Bath-Balogh explained that the most rewarding part of her job through the years has been when students return to relay gratitude to Pierce after they have been admitted into their professional program or started their career.
“I really only feel successful as they are successful. The ones who write me back after they might be on the threshold of taking their boards or getting their degree, [they] come back to Pierce to say that Pierce gave them their foundation. So that’s what gives me the most amount of pride,” said Bath-Balogh.
The fundamentals are key in any field, and the natural sciences are no exception. Bath-Balogh stated that the biology department prides itself on making sure that students “really know those principals.”
“It’s the science way of thinking, and it’s not just scientific method, but it’s that whole idea that things have to be proven and they have to be proven multiple ways and then [it becomes] fact,” said Bath-Balogh.
The knowledge that Bath-Balogh wields is shared to everyone who shows interest, and she does so in interesting ways. Her presentation at the Distinguished Faculty Dinner, titled “It’s All Greek to Me: Hygieia and Panacea on Anatomical Etymology and Mnemonics,” highlighted the root words that are commonly used in medical jargon and techniques to memorizing their place in the human anatomy.
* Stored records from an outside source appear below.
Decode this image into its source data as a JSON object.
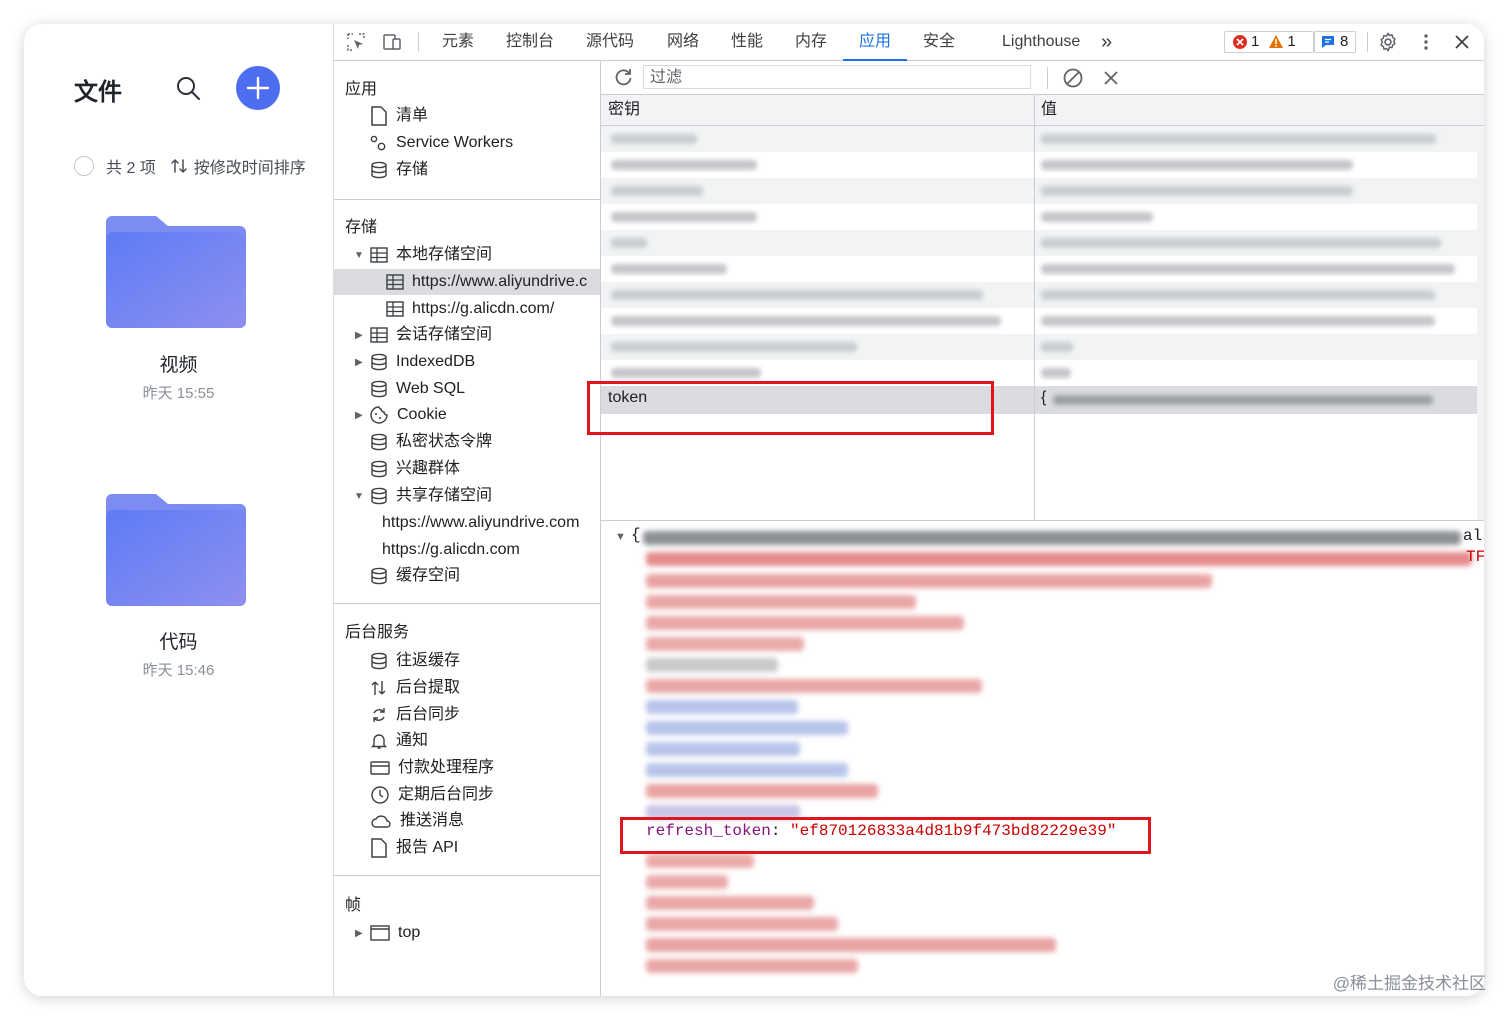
{
  "files": {
    "title": "文件",
    "count_label": "共 2 项",
    "sort_label": "按修改时间排序",
    "folders": [
      {
        "name": "视频",
        "time": "昨天 15:55"
      },
      {
        "name": "代码",
        "time": "昨天 15:46"
      }
    ]
  },
  "toolbar": {
    "tabs": [
      "元素",
      "控制台",
      "源代码",
      "网络",
      "性能",
      "内存",
      "应用",
      "安全",
      "Lighthouse"
    ],
    "active_tab": "应用",
    "more": "»",
    "errors": "1",
    "warnings": "1",
    "messages": "8"
  },
  "sidebar": {
    "app": {
      "title": "应用",
      "items": [
        "清单",
        "Service Workers",
        "存储"
      ]
    },
    "storage": {
      "title": "存储",
      "local_storage": "本地存储空间",
      "local_children": [
        "https://www.aliyundrive.c",
        "https://g.alicdn.com/"
      ],
      "session_storage": "会话存储空间",
      "indexeddb": "IndexedDB",
      "websql": "Web SQL",
      "cookie": "Cookie",
      "private_state": "私密状态令牌",
      "interest_groups": "兴趣群体",
      "shared_storage": "共享存储空间",
      "shared_children": [
        "https://www.aliyundrive.com",
        "https://g.alicdn.com"
      ],
      "cache_storage": "缓存空间"
    },
    "background": {
      "title": "后台服务",
      "items": [
        "往返缓存",
        "后台提取",
        "后台同步",
        "通知",
        "付款处理程序",
        "定期后台同步",
        "推送消息",
        "报告 API"
      ]
    },
    "frames": {
      "title": "帧",
      "top": "top"
    }
  },
  "main": {
    "filter_placeholder": "过滤",
    "col_key": "密钥",
    "col_value": "值",
    "selected_key": "token",
    "selected_value_prefix": "{",
    "json_open": "{",
    "json_tail_right": "als",
    "json_tail_right2": "TF",
    "refresh_key": "refresh_token",
    "refresh_colon": ": ",
    "refresh_value": "\"ef870126833a4d81b9f473bd82229e39\""
  },
  "colors": {
    "accent": "#1a73e8",
    "highlight": "#e0161c",
    "folder": "#6d7ff2"
  },
  "watermark": "@稀土掘金技术社区"
}
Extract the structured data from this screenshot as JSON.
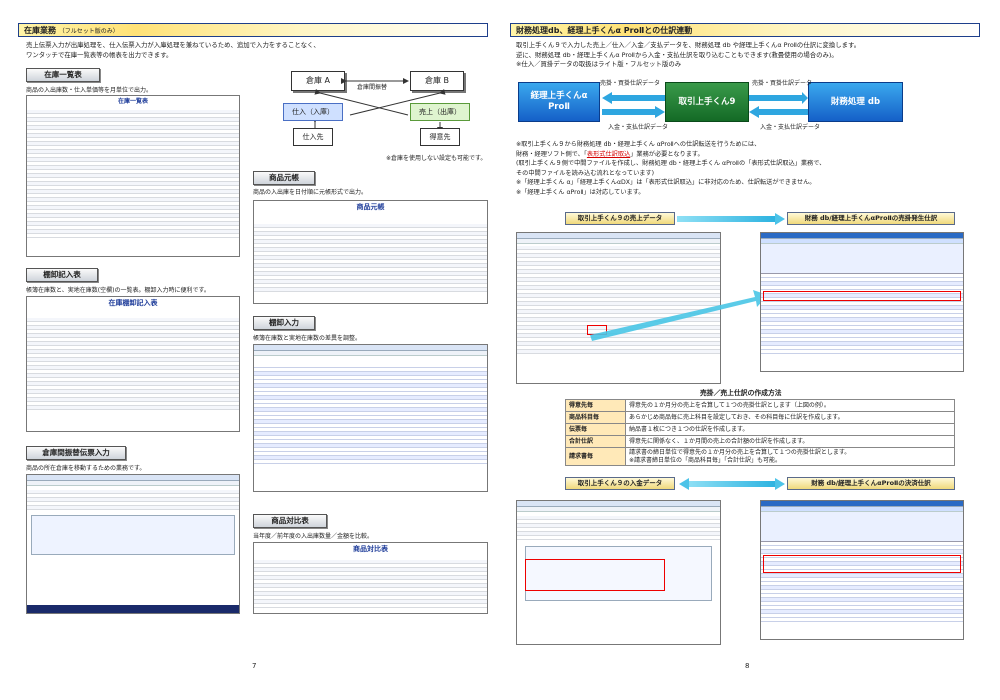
{
  "left": {
    "header_title": "在庫業務",
    "header_sub": "（フルセット版のみ）",
    "intro1": "売上伝票入力が出庫処理を、仕入伝票入力が入庫処理を兼ねているため、追加で入力をすることなく、",
    "intro2": "ワンタッチで在庫一覧表等の帳表を出力できます。",
    "stock_list": {
      "label": "在庫一覧表",
      "desc": "商品の入出庫数・仕入単価等を月単位で出力。",
      "shot_title": "在庫一覧表"
    },
    "diagram": {
      "warehouse_a": "倉庫 A",
      "warehouse_b": "倉庫 B",
      "transfer": "倉庫間振替",
      "purchase_in": "仕入（入庫）",
      "sales_out": "売上（出庫）",
      "supplier": "仕入先",
      "customer": "得意先",
      "note": "※倉庫を使用しない設定も可能です。"
    },
    "ledger": {
      "label": "商品元帳",
      "desc": "商品の入出庫を日付順に元帳形式で出力。",
      "shot_title": "商品元帳"
    },
    "inventory_sheet": {
      "label": "棚卸記入表",
      "desc": "帳簿在庫数と、実地在庫数(空欄)の一覧表。棚卸入力時に便利です。",
      "shot_title": "在庫棚卸記入表"
    },
    "inventory_input": {
      "label": "棚卸入力",
      "desc": "帳簿在庫数と実地在庫数の差異を調整。"
    },
    "transfer_input": {
      "label": "倉庫間振替伝票入力",
      "desc": "商品の所在倉庫を移動するための業務です。"
    },
    "compare": {
      "label": "商品対比表",
      "desc": "当年度／前年度の入出庫数量／金額を比較。",
      "shot_title": "商品対比表"
    },
    "page_number": "7"
  },
  "right": {
    "header_title": "財務処理db、経理上手くんα ProⅡとの仕訳連動",
    "intro1": "取引上手くん９で入力した売上／仕入／入金／支払データを、財務処理 db や経理上手くんα ProⅡの仕訳に変換します。",
    "intro2": "逆に、財務処理 db・経理上手くんα ProⅡから入金・支払仕訳を取り込むこともできます(救畳使用の場合のみ)。",
    "intro3": "※仕入／買掛データの取扱はライト版・フルセット版のみ",
    "flow": {
      "box_left": "経理上手くんα\nProⅡ",
      "box_mid": "取引上手くん9",
      "box_right": "財務処理 db",
      "top_left": "売掛・買掛仕訳データ",
      "bottom_left": "入金・支払仕訳データ",
      "top_right": "売掛・買掛仕訳データ",
      "bottom_right": "入金・支払仕訳データ"
    },
    "notes": [
      "※取引上手くん９から財務処理 db・経理上手くん αProⅡへの仕訳転送を行うためには、",
      "(取引上手くん９側で中間ファイルを作成し、財務処理 db・経理上手くん αProⅡの「表形式仕訳取込」業務で、",
      "その中間ファイルを読み込む流れとなっています)",
      "※「経理上手くん α」「経理上手くんαDX」は「表形式仕訳取込」に非対応のため、仕訳転送ができません。",
      "※「経理上手くん αProⅡ」は対応しています。"
    ],
    "note2_pre": "財務・経理ソフト側で、「",
    "note2_link": "表形式仕訳取込",
    "note2_post": "」業務が必要となります。",
    "sales_caption_left": "取引上手くん９の売上データ",
    "sales_caption_right": "財務 db/経理上手くんαProⅡの売掛発生仕訳",
    "method_title": "売掛／売上仕訳の作成方法",
    "methods": [
      {
        "k": "得意先毎",
        "v": "得意先の１か月分の売上を合算して１つの売掛仕訳とします（上図の例）。"
      },
      {
        "k": "商品科目毎",
        "v": "あらかじめ商品毎に売上科目を設定しておき、その科目毎に仕訳を作成します。"
      },
      {
        "k": "伝票毎",
        "v": "納品書１枚につき１つの仕訳を作成します。"
      },
      {
        "k": "合計仕訳",
        "v": "得意先に関係なく、１か月間の売上の合計額の仕訳を作成します。"
      },
      {
        "k": "請求書毎",
        "v": "請求書の締日単位で得意先の１か月分の売上を合算して１つの売掛仕訳とします。",
        "v2": "※請求書締日単位の「商品科目毎」「合計仕訳」も可能。"
      }
    ],
    "payment_caption_left": "取引上手くん９の入金データ",
    "payment_caption_right": "財務 db/経理上手くんαProⅡの決済仕訳",
    "page_number": "8"
  }
}
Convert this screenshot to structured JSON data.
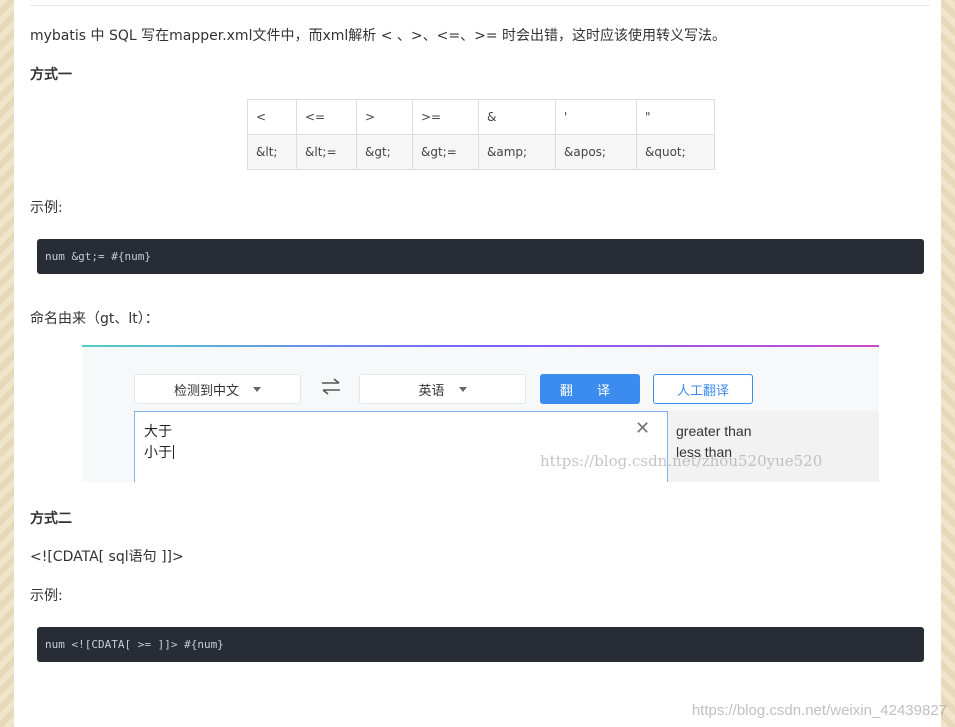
{
  "intro": "mybatis 中 SQL 写在mapper.xml文件中，而xml解析 < 、>、<=、>= 时会出错，这时应该使用转义写法。",
  "method1_heading": "方式一",
  "escape_table": {
    "symbols": [
      "<",
      "<=",
      ">",
      ">=",
      "&",
      "'",
      "\""
    ],
    "escapes": [
      "&lt;",
      "&lt;=",
      "&gt;",
      "&gt;=",
      "&amp;",
      "&apos;",
      "&quot;"
    ]
  },
  "example_label_1": "示例:",
  "code_1": "num &gt;= #{num}",
  "naming_origin": "命名由来（gt、lt）：",
  "translator": {
    "source_lang": "检测到中文",
    "target_lang": "英语",
    "translate_button": "翻  译",
    "human_button": "人工翻译",
    "source_lines": [
      "大于",
      "小于"
    ],
    "clear_icon": "close-icon",
    "result_lines": [
      "greater than",
      "less than"
    ],
    "watermark": "https://blog.csdn.net/zhou520yue520"
  },
  "method2_heading": "方式二",
  "cdata_text": "<![CDATA[  sql语句  ]]>",
  "example_label_2": "示例:",
  "code_2": "num <![CDATA[ >= ]]> #{num}",
  "page_watermark": "https://blog.csdn.net/weixin_42439827"
}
However, Bath-Balogh delivered the information in an interesting fashion- through story-telling from the voices of Hygieia, the Greek goddess of good health, and Panacea, goddess of universal remedies.
“I think that the actual inspiration [for the presentation] was the fact that so many of the terms I teach, the anatomical terms, are from Greek…. Language is so powerful because if you know a little bit about the roots you can often project what the meaning is even if it’s a word you’ve never encountered before….[I] tell my students that. Let the word do the heavy lifting…Words weren’t made up like supercalifragilisticexpialidocious-that means nothing. They were made up to mean something to carry that meaning,” stated Bath-Balogh.
Bath-Balogh has been contemplating retirement for a while, but she finalized her decision in light of this great achievement.
“I love teaching,” Bath-Balogh said with a muted joy as the weight of retirement settled on her face. “I still do. I think I am going to miss it, but I’m also getting ready to do some other things so it’s a good time. And it just happens to come at the time that I was [to receive] this honor and I thought, ‘Well, go out when you feel like you’re not falling down.’”
She plans on spending more time with her mom, who is turning 96, as well as spending time with her husband on their vacation property in eastern Washington.
“I don’t want to regret not taking enough time with my own mom and I just don’t have enough time when I’m working full-time, because it’s confined to weekends.”
At the dinner, Bath Balogh received a DNA, double-helix, jeweled necklace, a check for $1,000, and a standing ovation as recognition for her many years of teaching and service to the school. She explained that the experience was “unbelievable”.
“You do your job and you’re proud to do it, and you really expect no acknowledgement other than from your students. But, to have your group of peers honor you, it’s over the top. It’s just an awesome type of honor and I really feel humbled. That’s the word that comes to mind is humbled.”